UK's PM reshuffles cabinet for post-pandemic recovery

Britain's Prime Minister Boris Johnson leaves 10 Downing Street in central London on September 15, 2021, to take part in the weekly session of Prime Minister's Questions (PMQs) at the House of Commons. (Photo: AFP)

British Prime Minister Boris Johnson on Wednesday readied a fresh cabinet "to build back better from the pandemic" in a reshuffle that cast Foreign Secretary Dominic Raab's future into doubt.

Raab, who deputised as premier last April when Johnson was in intensive care with Covid-19, has faced sustained criticism for his handling of the Afghanistan crisis.

The spotlight was also on Education Secretary Gavin Williamson, who like Raab was notably absent from the government front bench of the House of Commons at Johnson's weekly question and answer session.

The gaffe-prone Williamson was the first minister to indicate he was out of a job, tweeting that it had been a "privilege" to serve in his role since 2019 when Johnson took office on a vow to "get Brexit done".

Now that Britain has formally left the European Union after a years-long divorce, the Conservative government has been battling to tame one of the world's highest per capita death tolls from the pandemic.

Johnson on Tuesday outlined a plan to restore restrictions if needed, to avert fresh crisis for the state-run National Health Service heading into what could be a difficult winter with hospitalisations rising again.

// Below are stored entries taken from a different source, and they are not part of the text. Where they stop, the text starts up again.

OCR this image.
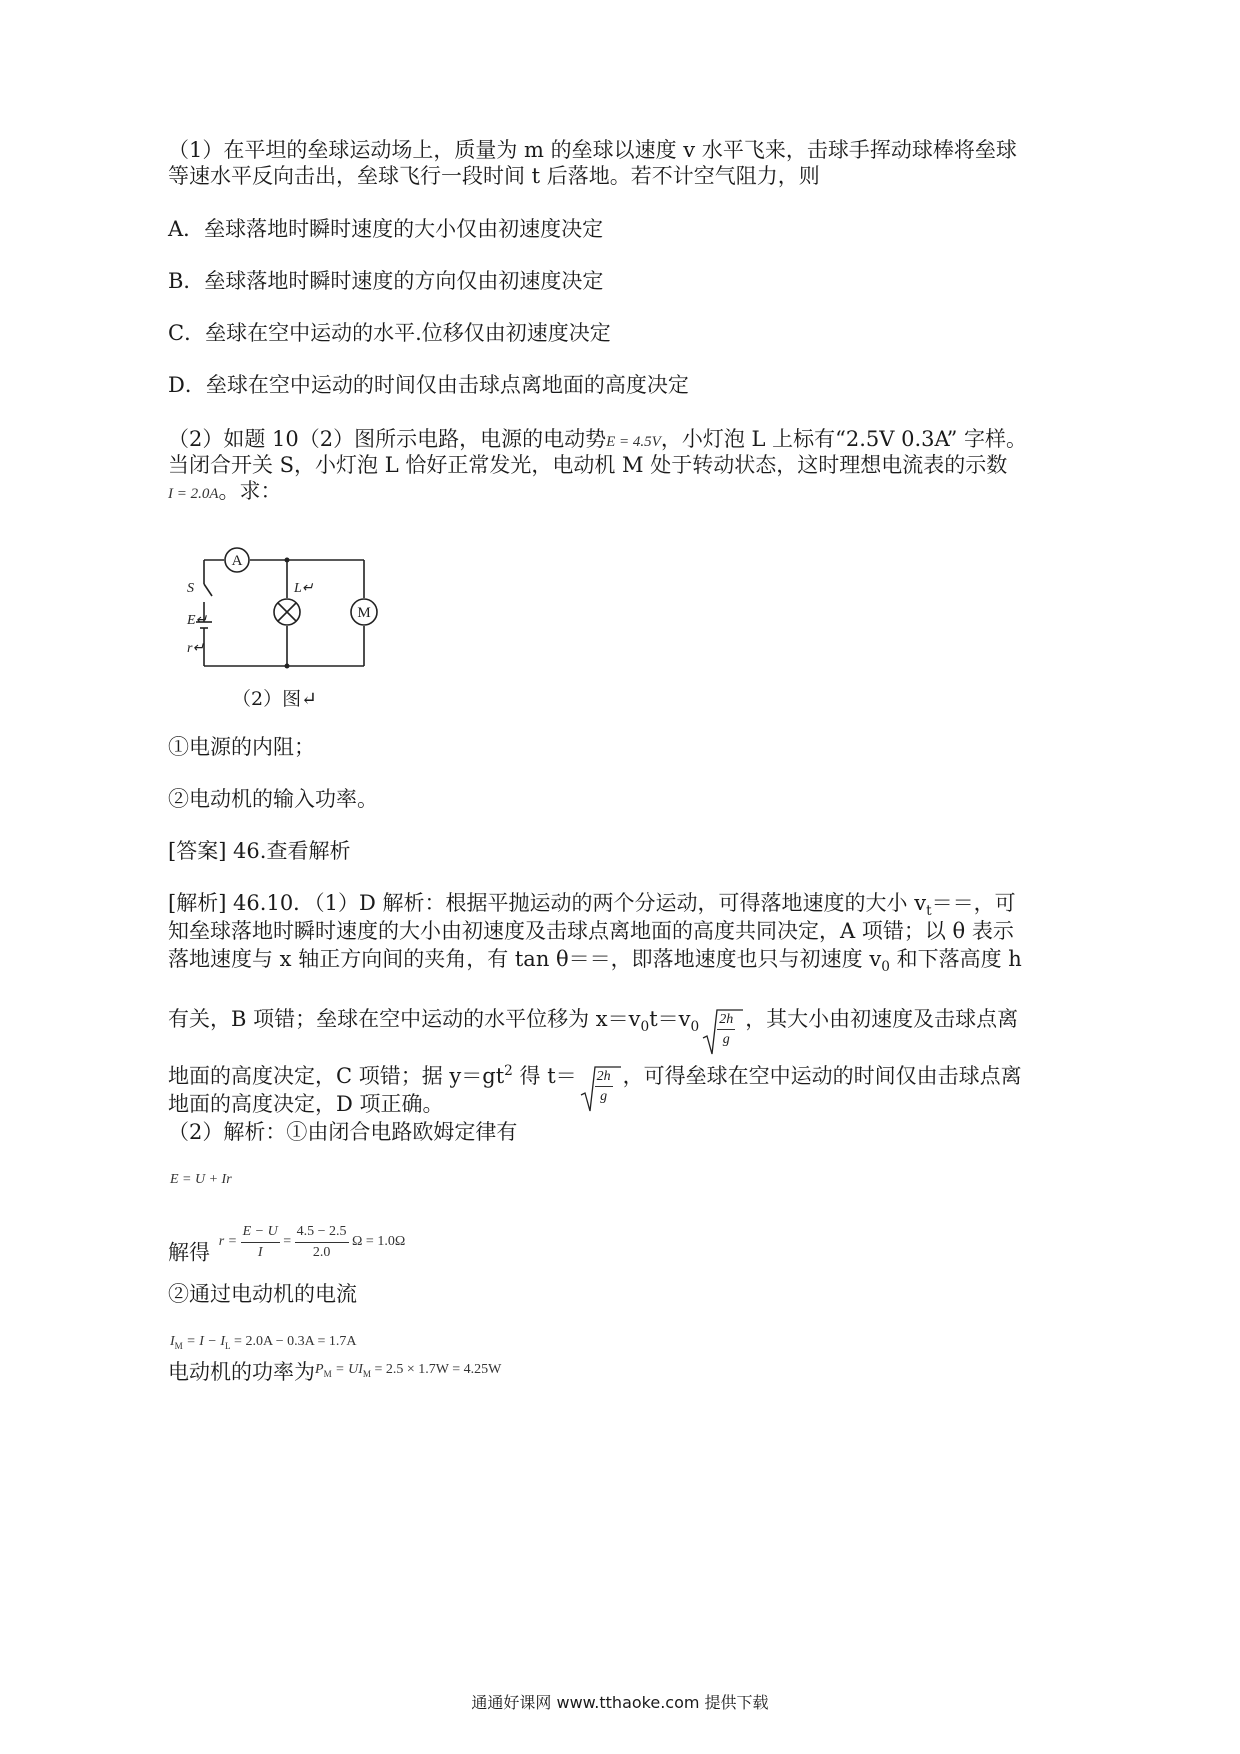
（1）在平坦的垒球运动场上，质量为 m 的垒球以速度 v 水平飞来，击球手挥动球棒将垒球
等速水平反向击出，垒球飞行一段时间 t 后落地。若不计空气阻力，则
A．垒球落地时瞬时速度的大小仅由初速度决定
B．垒球落地时瞬时速度的方向仅由初速度决定
C．垒球在空中运动的水平.位移仅由初速度决定
D．垒球在空中运动的时间仅由击球点离地面的高度决定
（2）如题 10（2）图所示电路，电源的电动势E = 4.5V，小灯泡 L 上标有“2.5V 0.3A” 字样。
当闭合开关 S，小灯泡 L 恰好正常发光，电动机 M 处于转动状态，这时理想电流表的示数
I = 2.0A。求：
A
M
L↵
S
E↵
r↵
（2）图↵
①电源的内阻；
②电动机的输入功率。
[答案] 46.查看解析
[解析] 46.10．（1）D 解析：根据平抛运动的两个分运动，可得落地速度的大小 $v_t==$，可
知垒球落地时瞬时速度的大小由初速度及击球点离地面的高度共同决定，A 项错；以 θ 表示
落地速度与 x 轴正方向间的夹角，有 tan θ＝＝，即落地速度也只与初速度 $v_0$ 和下落高度 h
有关，B 项错；垒球在空中运动的水平位移为 $x=v_0t=v_0 \frac{2h}{g}$ ，其大小由初速度及击球点离
地面的高度决定，C 项错；据 $y=gt^2$ 得 $t= \frac{2h}{g}$ ，可得垒球在空中运动的时间仅由击球点离
地面的高度决定，D 项正确。
（2）解析：①由闭合电路欧姆定律有
E = U + Ir
解得 $^{r = \frac{E - U}{I} = \frac{4.5 - 2.5}{2.0} \Omega = 1.0\Omega}$
②通过电动机的电流
$I_M = I - I_L = 2.0A - 0.3A = 1.7A$
电动机的功率为$^{P_M = UI_M = 2.5 \times 1.7W = 4.25W}$
通通好课网 www.tthaoke.com 提供下载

After days of speculation, a Downing Street source confirmed the reshuffle was happening, saying Johnson would "put in place a strong and united team to build back better from the pandemic".

"The PM will be appointing ministers this afternoon with a focus on uniting and levelling up the whole country," the source added.

Vacationing as Kabul fell

Raab was on holiday on a Greek island as the government scrambled to evacuate British nationals and Afghan staff as the Taliban advanced and seized power last month.

Trade Secretary Liz Truss, who has brokered a series of deals since Britain's full exit from the EU in January, has been tipped to replace Raab.

Williamson meanwhile has faced a barrage of complaints about his handling of school closures, examination arrangements and university admissions during the coronavirus emergency.

Brexit point man Michael Gove has been suggested as a replacement for Home Secretary Priti Patel, another arch Brexiteer who has been under pressure due to a surge in migrant crossings from France, along with bullying claims.

However, Patel sat alongside Johnson in the Commons on Wednesday, suggesting she may be safe.

Finance minister Rishi Sunak was another flanking the prime minister, having emerged as a Conservative darling during the pandemic.

But Justice Secretary Robert Buckland and Housing Secretary Robert Jenrick confirmed on Twitter that they were on the way out.

"On to the next adventure," Buckland said.

As Johnson met with colleagues in his office inside the Commons, away from the public glare of 10 Downing Street, his official spokesman said the premier understood "the importance of having a diverse cabinet".

But the spokesman would not guarantee that female representation in the ministerial team would be maintained at its current high level.

Political strategist Dominic Cummings, the Brexit mastermind who fell out with Johnson last year, branded the shake-up the "Carrie reshuffle", suggesting that allies of the prime minister's wife will be rewarded.

The Downing Street spokesman denied this.